DSC 140: Fundamentals of Data Science

Sample Final 1

Data Analysis in R

Start by writing the line library(datasets). This will give you access to the data sets referenced below (no need to download or open any files from D2L or whatever).

[10 pts] Consider the “sleep” data set, which shows the result of a drug trial where students (identified in column “ID”) took one of two drugs (column “group”) and the change in how much sleep they got (in hours, column “extra”). Hint: the name of the dataframe is sleep.

Make a figure that shows two box plots (one for each drug) of the “extra” column. Which appears to be more effective as a sleep aid? Or is it unclear if there is any meaningful difference?
What is the average amount of extra sleep for patients who took drug 1? What about drug 2?
A chi-squared can be used to check if the means of two distributions are significantly different from one another. Run the test and report the p value. What do you conclude? Hint: We’ve used the R command subset to select only certain rows in some dataframe based on a specified criteria.

[10 pts] Now consider the “USJudgeRatings” data set (also from the datasets library you used in problem 1). This data set is based on observations of US Judges; each row is a different judge and the columns are numerical scores on different qualities:

CONT    Number of contacts of lawyer with judge.
INTG    Judicial integrity.
DMNR    Demeanor.
DILG    Diligence.
CFMG    Case flow managing.
DECI    Prompt decisions.
PREP    Preparation for trial.
FAMI    Familiarity with law.
ORAL    Sound oral rulings.
WRIT    Sound written rulings.
PHYS    Physical ability.
RTEN    Worthy of retention.

Determine the Pearson correlation coefficient between the “RTEN” column and every other column. Which column has the highest correlation? Use an appropriate loop rather than copy-pasting the same block of code for each pair of columns! Do not make a correlation matrix, use a loop to complete this section.
Make a scatter plot and linear regression with RTEN and the most highly correlated column you found in (a). What are the coefficients for the line of best fit?
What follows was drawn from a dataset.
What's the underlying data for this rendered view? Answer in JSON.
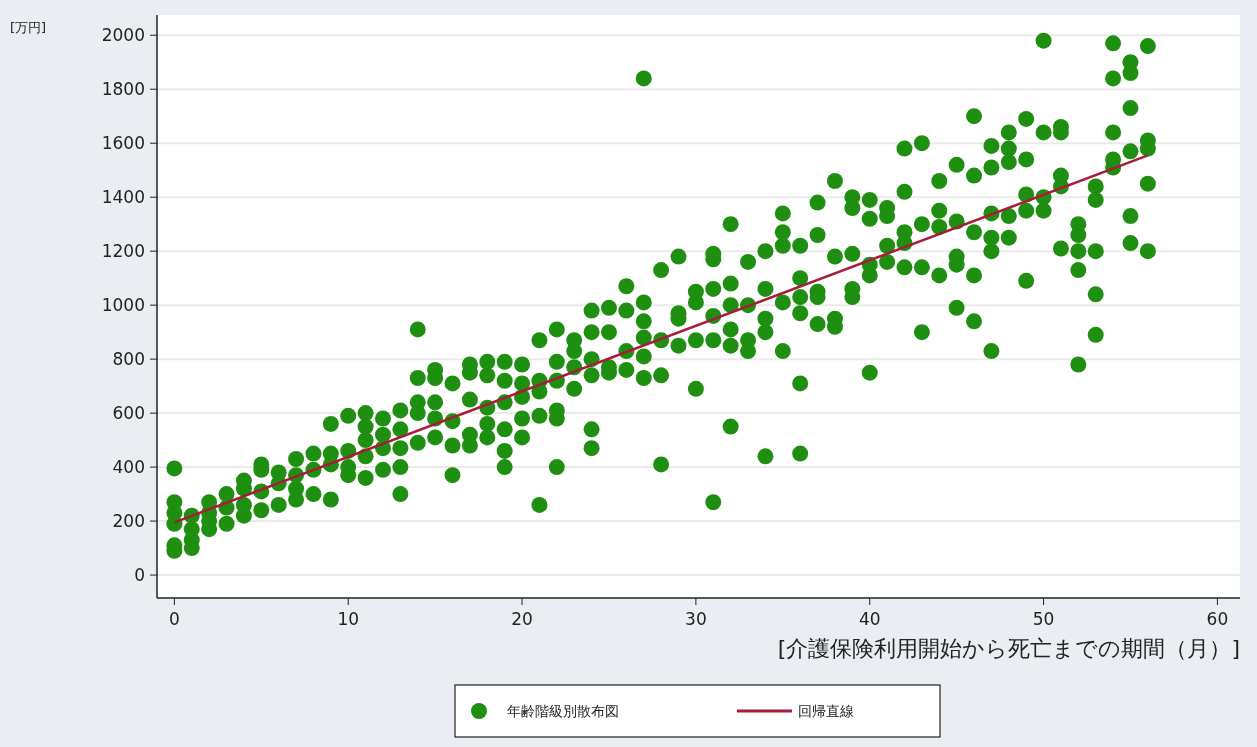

[10 pts] Consider the “mtcars” data set, which shows data on 32 cars from model years 1973 and 1974. Use the k-nearest neighbors algorithm to try and predict the number of cylinders (column “cyl”) based on the miles per gallon (“mpg”) and horsepower (“hp”). Interpret your results.

Data Analysis with MySQL

Connect to the “orders” database. The following code may be of use:

connection = pymysql.connect(
host = "dsc140.cmgtlybtlnmh.us-east-2.rds.amazonaws.com",
user = "guest",
password = "UMUdsc140",
db="orders")

Do the following:

[2 pts] Identify and print the names of all the tables in the database. Look at the columns within some of the tables and briefly describe what this database appears to be all about.
[5 pts] Find the sale amount for every order. To do this you’ll need to find how many units were sold in each order and the price per unit for the corresponding item that was sold, then multiply the values together.
[3 pts] Make a histogram of the sale amounts you found in #2. (If you can’t get #2 to work, make up some fake data and make a histogram of that instead.)
[5 pts] Generate a pandas dataframe that lists the customerID for all customers served by the employee with EmployeeID “8”. Display the dataframe.
[5 pts] Generate a pandas dataframe that lists the Customer’s Name and their corresponding country of residence, again only for customers served by the employee with EmployeeID “8”. Display the dataframe.